Her voice was so cold that the temperature must have dropped a couple of degrees. We were all silent after that, the only sounds the clinking of ice in Bastion’s drink and the splashing of pool water as Luella did her laps.
That’s probably a generous description, considering she wasn’t actually swimming. Luella lay on her side, the way you might in bed or on a rug on the floor as you read something, as if resting on an invisible platform. The force of her magic propelled her lazily across the surface of the water, a human rowboat.
“Mother,” Bastion said. “I hardly see the point of swimming if you aren’t going to engage your limbs to do any of the work. Why bother?”
“I like the warmth of it,” she said, stretching across her back this time, her body perfectly still as it made a slow, deliberate circle in the center of the pool. She stretched her arms over her head and threw a glance at Sterling. “I like to be wet.”

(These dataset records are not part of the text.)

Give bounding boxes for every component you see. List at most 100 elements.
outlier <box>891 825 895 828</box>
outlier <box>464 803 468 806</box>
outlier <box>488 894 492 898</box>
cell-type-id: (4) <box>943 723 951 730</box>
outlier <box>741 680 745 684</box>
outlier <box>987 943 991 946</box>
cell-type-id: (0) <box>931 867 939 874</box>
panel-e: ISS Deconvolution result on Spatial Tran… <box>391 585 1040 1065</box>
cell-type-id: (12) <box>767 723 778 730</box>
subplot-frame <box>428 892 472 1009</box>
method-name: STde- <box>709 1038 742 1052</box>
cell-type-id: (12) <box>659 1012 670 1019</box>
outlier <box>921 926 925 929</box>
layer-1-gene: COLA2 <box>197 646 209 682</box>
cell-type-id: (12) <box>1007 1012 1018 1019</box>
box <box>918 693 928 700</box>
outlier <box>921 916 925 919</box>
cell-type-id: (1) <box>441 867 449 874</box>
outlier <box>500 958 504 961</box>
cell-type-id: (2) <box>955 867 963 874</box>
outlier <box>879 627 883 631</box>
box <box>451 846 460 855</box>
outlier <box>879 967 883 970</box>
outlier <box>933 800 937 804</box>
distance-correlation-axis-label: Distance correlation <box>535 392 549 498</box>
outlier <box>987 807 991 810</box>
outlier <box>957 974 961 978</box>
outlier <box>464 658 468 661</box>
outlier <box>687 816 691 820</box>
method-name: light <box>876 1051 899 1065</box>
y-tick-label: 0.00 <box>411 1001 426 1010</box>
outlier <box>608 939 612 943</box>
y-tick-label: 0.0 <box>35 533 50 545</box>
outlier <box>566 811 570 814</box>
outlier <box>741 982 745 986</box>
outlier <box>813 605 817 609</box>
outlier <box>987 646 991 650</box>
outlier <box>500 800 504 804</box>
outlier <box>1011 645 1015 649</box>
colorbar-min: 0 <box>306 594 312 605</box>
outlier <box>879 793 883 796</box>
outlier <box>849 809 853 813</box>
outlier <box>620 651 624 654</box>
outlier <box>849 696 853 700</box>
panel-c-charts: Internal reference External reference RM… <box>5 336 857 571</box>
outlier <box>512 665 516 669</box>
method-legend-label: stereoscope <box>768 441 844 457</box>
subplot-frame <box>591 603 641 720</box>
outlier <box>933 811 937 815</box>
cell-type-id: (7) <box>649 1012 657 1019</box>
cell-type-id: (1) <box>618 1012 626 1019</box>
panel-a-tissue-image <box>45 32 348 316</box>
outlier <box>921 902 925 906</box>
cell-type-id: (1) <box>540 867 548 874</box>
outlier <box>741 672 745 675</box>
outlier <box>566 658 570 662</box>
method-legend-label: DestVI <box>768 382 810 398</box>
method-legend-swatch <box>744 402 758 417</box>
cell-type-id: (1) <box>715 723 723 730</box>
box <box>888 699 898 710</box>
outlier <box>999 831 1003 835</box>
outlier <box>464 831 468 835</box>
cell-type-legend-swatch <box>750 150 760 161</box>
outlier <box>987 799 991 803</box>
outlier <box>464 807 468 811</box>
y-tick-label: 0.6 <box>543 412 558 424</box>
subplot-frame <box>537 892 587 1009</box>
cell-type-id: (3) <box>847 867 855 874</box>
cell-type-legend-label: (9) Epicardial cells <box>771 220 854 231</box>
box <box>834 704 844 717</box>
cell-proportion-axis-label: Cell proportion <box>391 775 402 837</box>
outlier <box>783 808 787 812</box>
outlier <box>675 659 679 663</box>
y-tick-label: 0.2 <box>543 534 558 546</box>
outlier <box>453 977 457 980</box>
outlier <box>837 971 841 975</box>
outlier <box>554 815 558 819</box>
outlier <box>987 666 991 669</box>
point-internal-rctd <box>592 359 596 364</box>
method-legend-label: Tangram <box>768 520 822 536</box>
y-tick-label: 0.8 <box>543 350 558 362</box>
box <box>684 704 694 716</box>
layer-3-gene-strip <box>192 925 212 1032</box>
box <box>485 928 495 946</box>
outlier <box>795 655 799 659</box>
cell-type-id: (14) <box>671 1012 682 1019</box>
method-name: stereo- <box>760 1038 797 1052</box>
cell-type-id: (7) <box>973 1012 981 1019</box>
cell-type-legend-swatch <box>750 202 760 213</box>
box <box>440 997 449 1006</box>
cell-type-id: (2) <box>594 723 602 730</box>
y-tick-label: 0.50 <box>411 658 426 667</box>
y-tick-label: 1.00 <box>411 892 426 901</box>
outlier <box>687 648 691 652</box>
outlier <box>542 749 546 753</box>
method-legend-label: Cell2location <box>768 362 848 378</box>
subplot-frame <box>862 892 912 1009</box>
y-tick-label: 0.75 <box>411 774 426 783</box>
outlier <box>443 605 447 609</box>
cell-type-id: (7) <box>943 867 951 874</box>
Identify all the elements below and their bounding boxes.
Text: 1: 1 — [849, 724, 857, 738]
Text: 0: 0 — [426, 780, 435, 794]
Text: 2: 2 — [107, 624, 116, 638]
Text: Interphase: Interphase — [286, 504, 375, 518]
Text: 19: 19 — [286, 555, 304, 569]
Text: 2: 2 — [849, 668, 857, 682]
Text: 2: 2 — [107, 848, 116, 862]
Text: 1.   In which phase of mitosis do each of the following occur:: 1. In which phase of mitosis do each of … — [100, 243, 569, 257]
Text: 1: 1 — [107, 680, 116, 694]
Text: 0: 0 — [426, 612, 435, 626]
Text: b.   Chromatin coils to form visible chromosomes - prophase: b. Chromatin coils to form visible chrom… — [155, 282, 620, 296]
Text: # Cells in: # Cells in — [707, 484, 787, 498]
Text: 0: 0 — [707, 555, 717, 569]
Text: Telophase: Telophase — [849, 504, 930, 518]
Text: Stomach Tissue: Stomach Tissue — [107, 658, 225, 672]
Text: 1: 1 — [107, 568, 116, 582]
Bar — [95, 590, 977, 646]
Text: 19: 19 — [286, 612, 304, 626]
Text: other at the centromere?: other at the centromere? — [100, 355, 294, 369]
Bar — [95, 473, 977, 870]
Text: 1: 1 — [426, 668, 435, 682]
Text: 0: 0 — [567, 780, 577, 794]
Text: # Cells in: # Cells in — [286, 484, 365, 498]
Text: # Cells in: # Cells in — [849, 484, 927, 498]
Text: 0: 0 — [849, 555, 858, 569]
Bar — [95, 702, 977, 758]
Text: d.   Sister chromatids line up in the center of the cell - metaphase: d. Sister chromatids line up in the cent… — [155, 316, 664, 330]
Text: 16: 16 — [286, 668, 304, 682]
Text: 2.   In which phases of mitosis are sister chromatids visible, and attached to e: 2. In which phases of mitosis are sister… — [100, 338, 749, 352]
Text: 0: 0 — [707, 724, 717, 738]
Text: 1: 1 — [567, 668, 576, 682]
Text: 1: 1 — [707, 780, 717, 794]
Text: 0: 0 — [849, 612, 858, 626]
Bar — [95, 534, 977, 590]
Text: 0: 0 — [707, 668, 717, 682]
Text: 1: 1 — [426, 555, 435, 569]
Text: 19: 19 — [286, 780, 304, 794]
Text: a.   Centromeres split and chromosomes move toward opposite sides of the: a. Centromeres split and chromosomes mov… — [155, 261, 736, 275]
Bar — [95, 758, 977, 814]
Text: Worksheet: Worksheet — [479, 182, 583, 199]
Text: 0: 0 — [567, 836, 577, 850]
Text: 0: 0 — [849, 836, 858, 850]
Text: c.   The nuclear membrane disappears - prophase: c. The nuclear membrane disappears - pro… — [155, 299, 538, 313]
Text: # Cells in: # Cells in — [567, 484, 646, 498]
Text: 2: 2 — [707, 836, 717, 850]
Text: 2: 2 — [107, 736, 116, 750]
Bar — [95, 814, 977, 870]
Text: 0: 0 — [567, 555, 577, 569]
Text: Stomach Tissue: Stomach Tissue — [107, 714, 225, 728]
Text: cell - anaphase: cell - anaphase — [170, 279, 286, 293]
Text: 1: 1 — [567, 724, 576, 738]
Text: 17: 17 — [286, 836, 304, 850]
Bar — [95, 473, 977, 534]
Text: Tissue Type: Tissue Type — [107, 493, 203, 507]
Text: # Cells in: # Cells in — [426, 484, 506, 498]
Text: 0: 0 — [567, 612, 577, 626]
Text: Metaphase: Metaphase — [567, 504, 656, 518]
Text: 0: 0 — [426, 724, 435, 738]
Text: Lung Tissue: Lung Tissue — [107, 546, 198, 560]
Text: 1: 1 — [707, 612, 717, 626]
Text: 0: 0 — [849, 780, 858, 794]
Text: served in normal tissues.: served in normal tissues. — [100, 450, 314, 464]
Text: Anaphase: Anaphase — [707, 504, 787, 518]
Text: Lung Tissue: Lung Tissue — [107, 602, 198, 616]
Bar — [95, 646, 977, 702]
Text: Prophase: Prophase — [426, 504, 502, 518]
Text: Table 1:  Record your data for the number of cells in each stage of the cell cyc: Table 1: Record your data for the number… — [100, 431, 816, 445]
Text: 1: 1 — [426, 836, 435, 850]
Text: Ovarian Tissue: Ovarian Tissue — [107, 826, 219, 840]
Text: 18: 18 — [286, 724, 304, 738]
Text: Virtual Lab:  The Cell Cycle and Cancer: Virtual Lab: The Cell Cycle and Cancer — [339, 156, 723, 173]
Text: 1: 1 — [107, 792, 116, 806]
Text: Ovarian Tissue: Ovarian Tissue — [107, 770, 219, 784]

Sterling choked on his beer.
“Come on,” Bastion muttered, nodding at me. “We can take this somewhere else. I don’t want to talk with her sniffing around.”
“How rude,” Luella said. “I can hear everything you say, my sweet son.”
“That’s the point,” Bastion said.
Luella sighed, finally splaying her arms to her side, running her fingers and hands through the water. “Fix me a drink before you go, Sebastion, won’t you? Surely you don’t hate your dear mother so much that you would find that too much of a burden.”
Bastion thrust his face into one hand, massaging his temples with his fingers. “I don’t hate you, Mother.”
He lifted his other hand, gesturing to the sound of clinking glass. I looked over my shoulder, and I’d seen Bastion use his specific brand of magic enough times to be unimpressed, but I couldn’t help but watch with my lips parted as a whiskey glass, a ball of ice, and the bottle itself began to dance in their own lazy, drifting orbit. Bastion poured Luella a glass, then gestured again, sending it floating off into the swimming pool.